Studio album by Into Eternity
- Released: October 3, 2006
- Recorded: May 15 to June 3, 2006
- Genre: Progressive metal, melodic death metal
- Length: 41:22
- Label: Century Media
- Producer: Grant Hall

Into Eternity chronology
| Buried in Oblivion (2004) | The Scattering of Ashes (2006) | The Incurable Tragedy (2008) |

= The Scattering of Ashes =

The Scattering of Ashes is the fourth full-length studio album by Canadian progressive death metal band Into Eternity. It was released on October 3, 2006, by Century Media Records.

It is the first album to feature vocalist Stu Block, and bassist Troy Bleich.

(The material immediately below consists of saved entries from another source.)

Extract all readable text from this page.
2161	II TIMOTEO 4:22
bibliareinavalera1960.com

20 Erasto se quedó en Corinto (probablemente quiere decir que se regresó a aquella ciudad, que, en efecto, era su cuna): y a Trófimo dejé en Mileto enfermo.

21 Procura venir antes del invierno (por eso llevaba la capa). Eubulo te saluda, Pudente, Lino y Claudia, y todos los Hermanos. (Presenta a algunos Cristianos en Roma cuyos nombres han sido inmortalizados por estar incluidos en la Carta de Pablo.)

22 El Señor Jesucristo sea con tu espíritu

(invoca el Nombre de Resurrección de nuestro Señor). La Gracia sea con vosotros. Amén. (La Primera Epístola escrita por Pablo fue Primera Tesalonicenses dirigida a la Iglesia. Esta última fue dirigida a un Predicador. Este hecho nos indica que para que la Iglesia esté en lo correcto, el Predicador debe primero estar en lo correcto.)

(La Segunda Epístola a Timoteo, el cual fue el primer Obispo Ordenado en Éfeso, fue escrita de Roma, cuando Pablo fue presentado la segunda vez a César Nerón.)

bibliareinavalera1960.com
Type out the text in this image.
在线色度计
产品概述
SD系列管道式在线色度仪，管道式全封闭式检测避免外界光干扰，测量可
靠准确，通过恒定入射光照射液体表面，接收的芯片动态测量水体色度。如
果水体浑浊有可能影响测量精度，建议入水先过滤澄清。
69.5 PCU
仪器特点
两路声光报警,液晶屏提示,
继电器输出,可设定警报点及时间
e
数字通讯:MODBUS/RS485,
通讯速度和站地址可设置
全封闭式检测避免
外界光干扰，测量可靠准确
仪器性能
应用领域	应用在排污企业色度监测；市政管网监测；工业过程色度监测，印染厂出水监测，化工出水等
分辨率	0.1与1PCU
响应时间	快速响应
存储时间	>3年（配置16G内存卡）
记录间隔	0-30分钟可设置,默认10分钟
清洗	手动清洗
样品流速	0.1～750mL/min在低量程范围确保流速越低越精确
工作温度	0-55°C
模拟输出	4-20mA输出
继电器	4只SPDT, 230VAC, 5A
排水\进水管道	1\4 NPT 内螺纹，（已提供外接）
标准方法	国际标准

In addition, the cover art is the first since their eponymous debut that does not feature the crow prominently depicted on previous albums.

To date, the album has sold over 15,000 copies in the US, and peaked at number 45 on Billboards Top Independent Albums chart.

Two videos were made for "Severe Emotional Distress", and "Timeless Winter."

Professional ratings
Review scores
| Source | Rating |
| About.com | link |
| Allmusic | link |
| Sputnikmusic | link |

==Track listing==
- All songs written and arranged by Into Eternity except for "Severe Emotional Distress" by Into Eternity and Rob Doherty
- All lyrics by Tim Roth and Stu Block except for "Surrounded By Night" by Tim Roth, Stu Block and Rob Doherty
- All songs 2006 Magic Arts Publishing

On the Japanese edition of The Scattering of Ashes, the length of "Paralyzed" is 3:41 as a 30-second gap of silence is added to the track.

| No. | Title | Length |
|---|---|---|
| 1. | "Novus Inceptum" | 1:40 |
| 2. | "Severe Emotional Distress" | 3:55 |
| 3. | "Nothing" | 3:56 |
| 4. | "Timeless Winter" | 3:25 |
| 5. | "Out" | 4:55 |
| 6. | "A Past Beyond Memory" | 3:38 |
| 7. | "Surrounded by Night" | 5:08 |
| 8. | "Eternal" | 3:13 |
| 9. | "Pain Through Breathing" | 3:52 |
| 10. | "Suspension of Disbelief" | 4:28 |
| 11. | "Paralyzed" | 3:11 |

Japanese edition bonus track
| No. | Title | Length |
|---|---|---|
| 12. | "Timeless Winter (Rough Mix)" | 3:25 |
| 13. | "Severe Emotional Distress (Rough Mix)" | 3:55 |

==Personnel==
Credits are adapted from the album's liner notes.

- Into Eternity
- Tim Roth − vocals, guitar
- Troy Bleich − bass, vocals
- Stu Block − vocals
- Jim Austin − drums

- Additional musicians
- Collin Craig − 1st guitar solo on "Nothing"

- Production and other
- Produced and engineered by Grant Hall and Johnny "Six Pack" Gasparic
- Mixed by Andy Sneap from June 23 to July 5, 2006
- Artwork, logo and layout by Mattias Norén.